Effectieve concurrentie in de afgelopen jaren heeft geleid tot kwalitatief zeer hoogwaardige
netwerken die het overgrote deel van Nederland bedekken tegen prijzen die gemiddeld
zijn in vergelijking met prijzen in andere EU-lidstaten. Het bereiken van de doelstelling
wordt naar verwachting in belangrijke mate gerealiseerd door het blijven borgen van
een efficiënt werkende markt. Toetredingsmogelijkheden zijn tevens belangrijk. De
volgende verschillende instrumenten worden ingezet.
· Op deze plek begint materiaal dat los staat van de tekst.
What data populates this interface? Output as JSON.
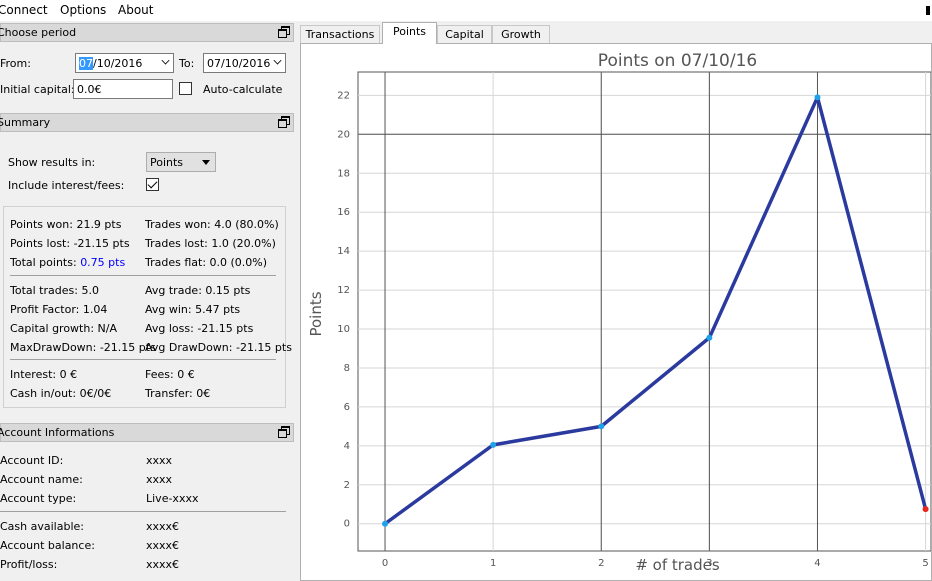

Verdeelmomenten en vergunningstermijnen
Frequenties voor mobiele communicatie vallen grofweg uiteen in «lage» en «hoge» frequenties.
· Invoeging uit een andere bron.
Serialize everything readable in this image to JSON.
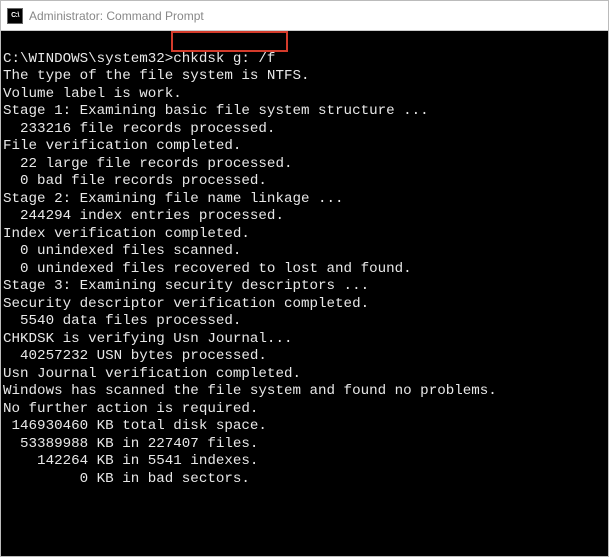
{
  "titlebar": {
    "icon_label": "C:\\",
    "title": "Administrator: Command Prompt"
  },
  "terminal": {
    "prompt": "C:\\WINDOWS\\system32>",
    "command": "chkdsk g: /f",
    "lines": [
      "The type of the file system is NTFS.",
      "Volume label is work.",
      "",
      "Stage 1: Examining basic file system structure ...",
      "  233216 file records processed.",
      "File verification completed.",
      "  22 large file records processed.",
      "  0 bad file records processed.",
      "",
      "Stage 2: Examining file name linkage ...",
      "  244294 index entries processed.",
      "Index verification completed.",
      "  0 unindexed files scanned.",
      "  0 unindexed files recovered to lost and found.",
      "",
      "Stage 3: Examining security descriptors ...",
      "Security descriptor verification completed.",
      "  5540 data files processed.",
      "CHKDSK is verifying Usn Journal...",
      "  40257232 USN bytes processed.",
      "Usn Journal verification completed.",
      "",
      "Windows has scanned the file system and found no problems.",
      "No further action is required.",
      "",
      " 146930460 KB total disk space.",
      "  53389988 KB in 227407 files.",
      "    142264 KB in 5541 indexes.",
      "         0 KB in bad sectors."
    ]
  }
}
Lage frequenties zijn bijvoorbeeld de 700 MHz-frequenties. Kenmerkend aan deze frequenties
is dat ze ver reiken en relatief eenvoudig door muren dringen. Ze zijn daarmee essentieel
voor het kostenefficiënt realiseren van zo goed mogelijke dekking. Hoge frequenties
zijn bijvoorbeeld de 2100 MHz-frequenties. Dat soort frequenties reikt minder ver
en er zijn een stuk meer van beschikbaar dan van lage frequenties. Daarom worden hoge
frequenties voornamelijk ingezet voor het realiseren van voldoende capaciteit voor
het nog altijd groeiende dataverkeer. Welke frequenties een onderneming nodig heeft
is afhankelijk van de dienst die hij wil aanbieden. KPN, VodafoneZiggo, en T-Mobile/Tele2
hebben bijvoorbeeld een combinatie van beide nodig. Lage frequenties voor dekking
op het platteland en in gebouwen, en hoge frequenties voor capaciteit in drukke stadscentra.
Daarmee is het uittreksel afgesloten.